How can we keep our brain in good shape? And, is it all ‘doom and gloom’ after 60? No, definitely not !
Exciting research from neuroscience reveals an infinite possibility of connections between neurons (or brain cells). We have approximately 100 billion of them and they are often referred to as our ‘grey matter’. We do not lose large numbers of neurons as was hitherto believed.
Indeed, we can continue to create new neurons (a process called neurogenesis) until we die. So, in theory, we can assume that we can continue to learn throughout our lives.
In addition, the brain is capable of making new connections (our ‘white matter’) as we adapt to changing circumstances throughout our lives, not only when we are young.
And autumn is a great time to take up something new for those in their “autumn years”. From libraries to college classes to University of the Third Age (U3A), there is plenty of choice locally.
It is more accurate to refer to people in their 60s and over as: sagacious, learned, wise, knowing, erudite, well-informed, well-read, elders of the community, rather than old folks with ‘ageing brains’. Of course, the brain changes over the years: younger people’s reaction and processing times are quicker, but older people have: Awider vocabulary; improved problem solving capacity because we use both sides of brain and we have a wealth of experience to draw on; better analytical skills; more rational, less impulsive decision making; good long-term memory; increased ability to make accurate judgments about people and finances; wisdom (knowledge for dealing with life’s problems, including conflict resolution).
Change is not the same as decay!
To fully reap the benefits of the brain’s plasticity, there is effort involved. (This is the quid pro quo!)
We must seek out new opportunities to learn new skills and acquire new knowledge.
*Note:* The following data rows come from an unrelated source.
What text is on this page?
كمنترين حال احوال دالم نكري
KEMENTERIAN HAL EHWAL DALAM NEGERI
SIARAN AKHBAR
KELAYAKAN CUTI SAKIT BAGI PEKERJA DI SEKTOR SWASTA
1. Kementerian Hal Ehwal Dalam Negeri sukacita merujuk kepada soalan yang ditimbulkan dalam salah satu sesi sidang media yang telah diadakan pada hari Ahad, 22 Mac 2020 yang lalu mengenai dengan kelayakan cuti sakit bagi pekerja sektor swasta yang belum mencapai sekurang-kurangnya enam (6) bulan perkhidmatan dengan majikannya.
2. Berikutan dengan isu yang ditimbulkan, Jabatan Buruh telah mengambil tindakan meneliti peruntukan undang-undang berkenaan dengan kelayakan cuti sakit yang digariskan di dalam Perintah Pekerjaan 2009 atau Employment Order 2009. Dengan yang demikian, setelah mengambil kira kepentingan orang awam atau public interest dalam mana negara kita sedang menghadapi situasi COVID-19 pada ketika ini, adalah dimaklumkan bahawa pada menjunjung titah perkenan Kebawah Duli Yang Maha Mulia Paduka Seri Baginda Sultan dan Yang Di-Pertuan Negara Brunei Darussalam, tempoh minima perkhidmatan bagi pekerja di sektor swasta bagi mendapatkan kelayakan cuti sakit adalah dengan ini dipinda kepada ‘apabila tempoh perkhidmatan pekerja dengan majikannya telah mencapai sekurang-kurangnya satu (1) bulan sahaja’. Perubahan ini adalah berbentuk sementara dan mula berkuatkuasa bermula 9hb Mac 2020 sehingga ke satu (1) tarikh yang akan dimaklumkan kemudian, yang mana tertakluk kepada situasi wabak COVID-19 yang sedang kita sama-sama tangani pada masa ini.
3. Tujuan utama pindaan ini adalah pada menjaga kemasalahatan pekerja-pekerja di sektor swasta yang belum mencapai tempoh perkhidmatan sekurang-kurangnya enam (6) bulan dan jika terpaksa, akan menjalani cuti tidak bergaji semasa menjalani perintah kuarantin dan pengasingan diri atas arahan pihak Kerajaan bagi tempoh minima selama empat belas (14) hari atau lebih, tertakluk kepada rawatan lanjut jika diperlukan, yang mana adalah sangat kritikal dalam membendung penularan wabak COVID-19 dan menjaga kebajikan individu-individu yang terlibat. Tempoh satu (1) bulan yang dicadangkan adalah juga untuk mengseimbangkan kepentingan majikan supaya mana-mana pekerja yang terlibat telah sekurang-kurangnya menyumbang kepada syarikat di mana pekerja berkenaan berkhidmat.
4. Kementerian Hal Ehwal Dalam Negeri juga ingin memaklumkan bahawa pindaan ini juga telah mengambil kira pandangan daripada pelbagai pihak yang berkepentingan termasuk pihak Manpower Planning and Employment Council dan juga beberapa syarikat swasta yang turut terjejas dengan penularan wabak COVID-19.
Merely continuing to replay familiar skills is not quite enough. By the time we reach middle age, much of what we do is carried out on autopilot which can make the brain lazy.
Compare this era with earlier periods in your life such as starting your new career, becoming a parent for the first time, studying to improve your qualifications etc. By the time we are 70, it may be many years since we fully exercised our brains. What we have to find are new projects which will give the brain a reason to work harder again.
The key is to stimulate the brain frequently for optimum efficiency, and make sure that effort, concentration and intense focus are involved. However, they must also be activities we will really enjoy in order to sustain our motivation. So, take a look at the suggestions below which are sufficiently challenging to stimulate the kind of brain activity recommended by researchers:
l Learning a new language
l Learning to play a musical instrument
l A new physical activity involving fairly complex sequences such as T’ai Chi, Pilates, Yoga or a new dance which involves highly focused attention (and controlled breathing)
l Studying a new subject at a sufficiently challenging level (eg University of the Third Age, WEA, Lifelong Learning, Open University, FutureLearn, etc.)
l Reading a new author, newspaper, etc
l Doing the crossword in a different newspaper
l Learning a new complex board, card, computer or word game, etc.
l Attending stimulating new cultural events
l Making a career change (which could include voluntary work when you retire)
In addition, include some form of sufficiently active exercise to increase blood flow to the brain and encourage the birth of new neurons. Try to avoid being immobile for lengthy periods of time.
And, if a ‘friend’ asks you why on earth you are learning Italian ‘at your age’ and they tell you must be out of your mind, respond calmly (but assertively) that you have no intention of losing your mind and that’s exactly WHY you are doing it.
Don’t allow fear or embarrassment to hold you back. It’s time to learn.